Classification. Up until recently the majority of hypocrealean arthropod pathogenic (AP) fungi were classified in the genus Cordyceps in the family Clavicipitaceae (Spatafora & Blackwell 1993). This classification was based on the characters of cylindrical asci with thickened ascus apices and filiform ascospores that often disarticulate into part-spores. Cordyceps was characterized and distinguished from other genera of the family by its production of superficial to completely immersed perithecia on stipitate and often clavate to capitate stromata and its ecology as a pathogen of arthropods and of truffles in the genus Elaphomyces (Kobayasi 1941; Mains 1957, 1958). Recent phylogenetic studies with 5 to 7 genes rejected the monophyly of both Cordyceps and Clavicipitaceae, however, and supported three clavicipitaceous clades that have been classified as three monophyletic families: Clavicipitaceae s.s., Cordycipitaceae and Ophiocordycipitaceae (Sung et al 2007a, 2007b; Spatafora et al 2007). Cordyceps sensu lato was divided into four genera (e.g., Cordyceps s. s., Elaphocordyceps, Metacordyceps and Ophiocordyceps) based on this phylogeny (Sung et al 2007b). The characters most consistent with the phylogeny were texture, pigmentation and morphology of stromata and not presentation of perithecia and ascospore morphology as traditionally emphasized in Cordyceps taxonomy. The current phylogenetic classification of hypocrealean AP fungi is as follows:

  • Clavicipitaceae: Conoideocrella, Hypocrella, Metacordyceps, Moelleriella, Orbiocrella, Regiocrella, Samuelsia, Shimizuomyces, Villosiclava

  • Cordycipitaceae: Ascopolyporus, Cordyceps, Hyperdermium, Torrubiella

  • Ophiocordycipitaceae: Cordyceps s.l., Elaphocordyceps, Ophiocordyceps


Phylogenetic tree. This phylogenetic tree is based on a RAxML analysis of a multigene dataset of five gene regions including SSU rDNA, LSU rDNA, TEF1, RPB1 and RPB2. The color on the branches represent the ancestral host reconstruction for host affiliation. Classification and nomenclature follows that of Sung et al 2007, Studies in Mycology. Click on the tree to view a larger image.

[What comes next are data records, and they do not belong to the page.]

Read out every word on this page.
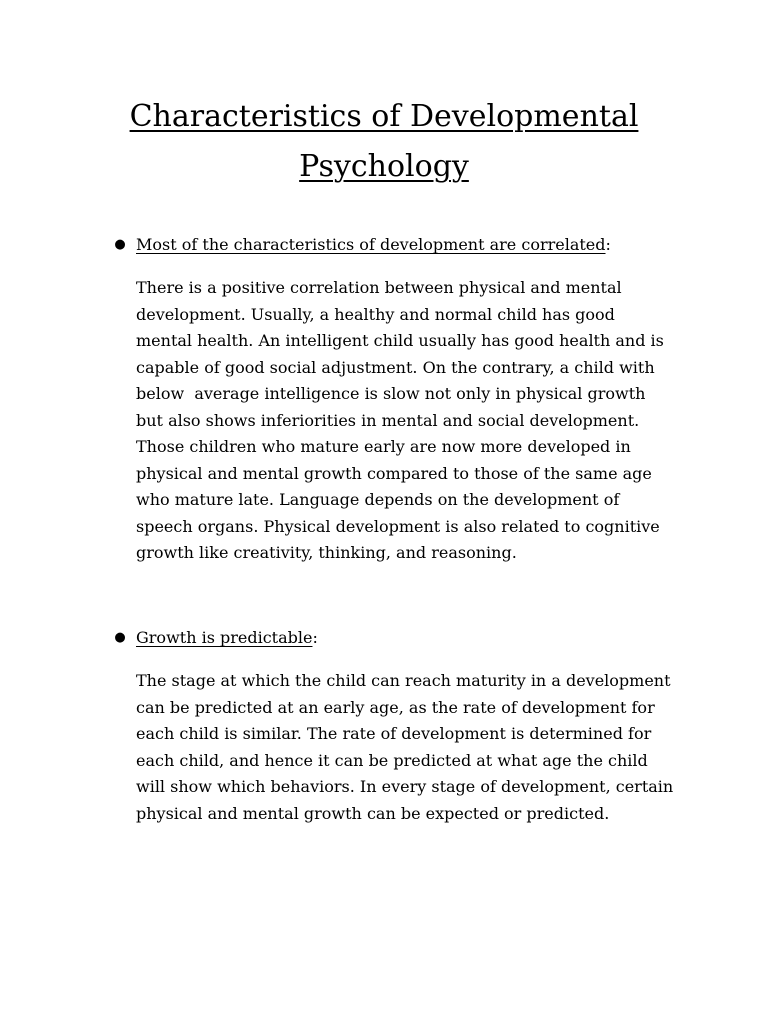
Characteristics of Developmental
Psychology
● Most of the characteristics of development are correlated:

There is a positive correlation between physical and mental
development. Usually, a healthy and normal child has good
mental health. An intelligent child usually has good health and is
capable of good social adjustment. On the contrary, a child with
below  average intelligence is slow not only in physical growth
but also shows inferiorities in mental and social development.
Those children who mature early are now more developed in
physical and mental growth compared to those of the same age
who mature late. Language depends on the development of
speech organs. Physical development is also related to cognitive
growth like creativity, thinking, and reasoning.

● Growth is predictable:

The stage at which the child can reach maturity in a development
can be predicted at an early age, as the rate of development for
each child is similar. The rate of development is determined for
each child, and hence it can be predicted at what age the child
will show which behaviors. In every stage of development, certain
physical and mental growth can be expected or predicted.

Genera. General characteristics of the major genera of species formally classified in Cordyceps s.l. are as follows but see Sung et al 2007 for complete descriptions:


Cordyceps s.s. consists almost entirely of pallid to brightly colored species that produce soft fleshy stromata (e.g., C. militaris). The majority of species attack larvae and pupae of Lepidoptera and Coleoptera in leaf litter, moss or upper soil layers. Numerous species that produce highly reduced stromata, loosely organized hyphae, or a subiculum on the host also occur in this genus (e.g. C. tuberculata), some of which were previously classified in Torrubiella (e.g., T. confragosa).



Elaphocordyceps includes all species that parasitize Elaphomyces and closely related species that attack nymphs of cicadas. The morphology of the Elaphomyces parasites and the cicada pathogens are remarkably similar and attest to the recent history of inter-kingdom host-jumps in a common subterranean environment (Nikoh & Fukatsu 2000). The exception to this genus is E. subsessilis, which macroscopically and ecologically is distinct from the rest of the species, but is well supported as being a member of the genus based on molecular data and micromorphology.



Metacordyceps includes only a limited number of described species, of which all but one is known from East Asia. The stromatal color of fresh specimens ranges from white (e.g., M. yongmunensis) to lilac, purple or green, and the darker pigments are almost black in dried specimens (e.g., M. taii). The texture of the stromata is fibrous and not fleshy like Cordyceps s. s., and the hosts are almost always buried in soil.



Ophiocordyceps is the largest genus of arthropod pathogenic fungi. Many species are darkly pigmented and occur on immature stages of hosts buried in soil (e.g., O. sinensis) or in decaying wood (O. variabilis). Notable exceptions exist for both of these traits among species that attack adult stages of hosts, however. For example, O. unilateralis is common on adult ants and occurs on the under sides of leaves, and O. sphecocephala is common on adult wasps and is found in leaf litter. Stromatal morphology is diverse, ranging from filiform and wiry to clavate and fibrous, according to species, and many species produce their perithecia in nonterminal regions of the stroma, either distinctly superficial, or in broad irregular patches, or in lateral pads.


(Note: Approximately, 160 residual species of Cordyceps sensu Kobayasi and Mains could not be accommodated in the current classification due to insufficient data and are classified as residual species of Cordyceps s.l. Also, preliminary results confirm that Torrubiella is not monophyletic with species distributed in Clavicipitaceae, Cordycipitaceae and Ophiocordycipitaceae.)